Doğurganlık hızındaki azalışın sebeplerinden birinin sezaryen doğumların yüksekliği olduğunu vurgulayan Yılmaz, "2024 yılı Sağlık İstatistikleri Yıllığına göre, ülkemizde sezaryen oranları yüzde 61,2 seviyesine ulaşmıştır. Bu oran, Türkiye’yi dünya sıralamasında en üst noktaya taşımaktadır. OECD ve Avrupa Birliği ülkelerinde ortalama oran yüzde 28 düzeyindedir. Özel hastanelerde sezaryen oranının yüzde 80’in, kamu hastanelerinde ise yüzde 50’nin üzerinde olması hem anne-bebek sağlığı hem de doğurganlık eğilimlerinin uzun vadeli seyri açısından dikkatle ele alınmalıdır. Normal doğumun teşvik edilmesi, tıbbi gereklilik dışındaki sezeryan uygulamaların azaltılması öncelikli çalışma alanlarımız arasında yer almaktadır. Cumhurbaşkanlığı tarafından tüm kamu kurum ve kuruluşlarına gönderilen resmi yazıyla; kamu kurumlarında kreş ve gündüz bakımevlerinin yaygınlaştırılması ve kapasitelerinin artırılması hususu talimatlandırılmıştır. Gençlerin konut edinme süreçlerini kolaylaştıran sosyal konut projelerinde çok çocuklu ailelere öncelik verilmesi sağlandı; hanelerin ihtiyaç duyduğu sosyal destek modelleri daha kapsayıcı bir yapıya kavuşturuldu. ’Yüzyılın Konut Projesi’ kapsamında da gençlerimize yüzde 20; 3 çocuk ve üzeri ailelere yüzde 10 düzeyinde özel kota ihdas edilmiştir. Aile içi danışmanlık, ebeveyn eğitimleri, çocukların dijital ortamlardaki güvenliği ve aile odaklı sosyal hizmet modelleri genişletilirken, dezavantajlı hanelere dönük destek programları da yenilerek daha etkin bir çerçeveye taşındı. 2025 yılının Sayın Cumhurbaşkanımızın takdirleriyle ’Aile Yılı’ ilan edilmesi, toplumun tüm kesimlerini aynı başlık altında buluşturan güçlü bir irade beyanı olmuştur. Cumhurbaşkanımızın uluslararası Aile Forumunda açıkladığı üzere 2026-2035 döneminin ’Aile ve Nüfus On Yılı’ olarak belirlenmesi, bu alanda uzun vadeli, bütüncül ve kararlı bir yaklaşımın ifadesidir. Bu vizyon doğrultusunda; cinsiyetsizleştirme akımı başta olmak üzere genç nesilleri ve aile yapımızı tehdit eden tüm akımlara karşı güçlü bir duruş sergilemeye devam edeceğiz" dedi.

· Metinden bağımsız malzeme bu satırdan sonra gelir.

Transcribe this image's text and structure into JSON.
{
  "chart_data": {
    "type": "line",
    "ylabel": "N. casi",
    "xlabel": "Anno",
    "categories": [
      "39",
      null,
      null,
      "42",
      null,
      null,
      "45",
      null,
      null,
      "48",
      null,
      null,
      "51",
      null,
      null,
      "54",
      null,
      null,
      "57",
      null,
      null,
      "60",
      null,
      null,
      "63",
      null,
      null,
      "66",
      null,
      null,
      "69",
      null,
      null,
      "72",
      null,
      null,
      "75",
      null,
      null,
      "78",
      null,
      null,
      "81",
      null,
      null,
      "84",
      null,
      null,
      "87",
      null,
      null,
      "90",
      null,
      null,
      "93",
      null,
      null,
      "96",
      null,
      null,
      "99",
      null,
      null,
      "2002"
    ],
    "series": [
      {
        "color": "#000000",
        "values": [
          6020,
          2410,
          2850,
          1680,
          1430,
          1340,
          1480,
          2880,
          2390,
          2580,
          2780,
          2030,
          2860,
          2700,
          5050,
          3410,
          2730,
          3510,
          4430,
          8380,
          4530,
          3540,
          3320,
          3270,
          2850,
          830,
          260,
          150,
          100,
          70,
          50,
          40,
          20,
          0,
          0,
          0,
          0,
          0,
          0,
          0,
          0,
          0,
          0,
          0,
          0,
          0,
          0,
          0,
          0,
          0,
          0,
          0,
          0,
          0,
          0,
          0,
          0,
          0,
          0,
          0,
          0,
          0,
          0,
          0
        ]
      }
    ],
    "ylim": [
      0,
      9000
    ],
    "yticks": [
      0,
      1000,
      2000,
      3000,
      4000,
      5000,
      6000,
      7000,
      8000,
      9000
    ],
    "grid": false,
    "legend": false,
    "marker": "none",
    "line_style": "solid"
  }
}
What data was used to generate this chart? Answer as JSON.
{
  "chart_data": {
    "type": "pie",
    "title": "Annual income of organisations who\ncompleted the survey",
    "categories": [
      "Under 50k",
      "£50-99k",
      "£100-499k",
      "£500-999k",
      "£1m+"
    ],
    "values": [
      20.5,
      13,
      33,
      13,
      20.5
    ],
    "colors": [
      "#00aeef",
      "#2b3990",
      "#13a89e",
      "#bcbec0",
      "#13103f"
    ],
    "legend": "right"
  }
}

"Doğurganlık hızı 71 ilimizde nüfusun yenilenme seviyesi olan 2,1’in altına düştü"

Bakan Göktaş ise yaptığı konuşmada şu ifadelere yer verdi:

"Aile ve Nüfus Vizyonu, Türkiye’nin, ulusal ve uluslararası alanda önümüzdeki 10 yılda izleyeceği yolu belirleme iradesidir. Düzenlediğimiz bu sempozyumla, ulusal ve uluslararası uzmanların katkılarıyla bu iradeyi somut politikalara dönüştürecek kıymetli bir adım atmış bulunuyoruz. Doğurganlık hızı 71 ilimizde nüfusun yenilenme seviyesi olan 2,1’in altına düştü. Ortalama hane büyüklüğümüz gerilerken tek kişilik hanelerin payı yüzde 20’ye çıktı. Yıl boyunca gerçekleştirdiğimiz çalışmalarla, aileyi ülkenin geleceğini taşıyan bir güç alanı olarak yeniden konumlandırdık. 2024-2028 dönemini kapsayan ve bu alanda ilk olan Ailenin Korunması ve Güçlendirilmesi Vizyon Belgesi ve Eylem Planı, çalışmalarımızın stratejik çerçevesini oluşturdu. Türkiye’nin dört bir yanında farkındalık kampanyaları yürüttük. 81 ilimizde 15 bini aşkın faaliyet ve etkinlik gerçekleştirdik. Aileleri ve evlenecek gençleri desteklemek için bin 926 kurumla iş birliği yaptık. Evlenecek gençlere ve çocuk sahibi olmak isteyen ailelere devletimizin tüm kurumlarıyla destek olduk. Hem kadın hem erkek memurların, çocukları ilköğretim çağına gelene kadar yarım zamanlı çalışma hakkından yararlanmalarını sağladık. Ayrıca, kamu kurum ve kuruluşlarında, kreş ve çocuk bakımevlerinin yaygınlaştırılması için çalışmalarımızı hızlandırdık. Bugün ülkemiz, aile diplomasisini dünya gündemine taşıyarak, bu alanda öncülük eden bir ülke konumuna geldi. Aileyi güçlendirmek için atacağımız her adımın, gelecekte ekonomik ve sosyal kazanım olarak geri döneceğine inanıyoruz. Aileyi ve dinamik nüfusu korumak, bir beka meselesidir."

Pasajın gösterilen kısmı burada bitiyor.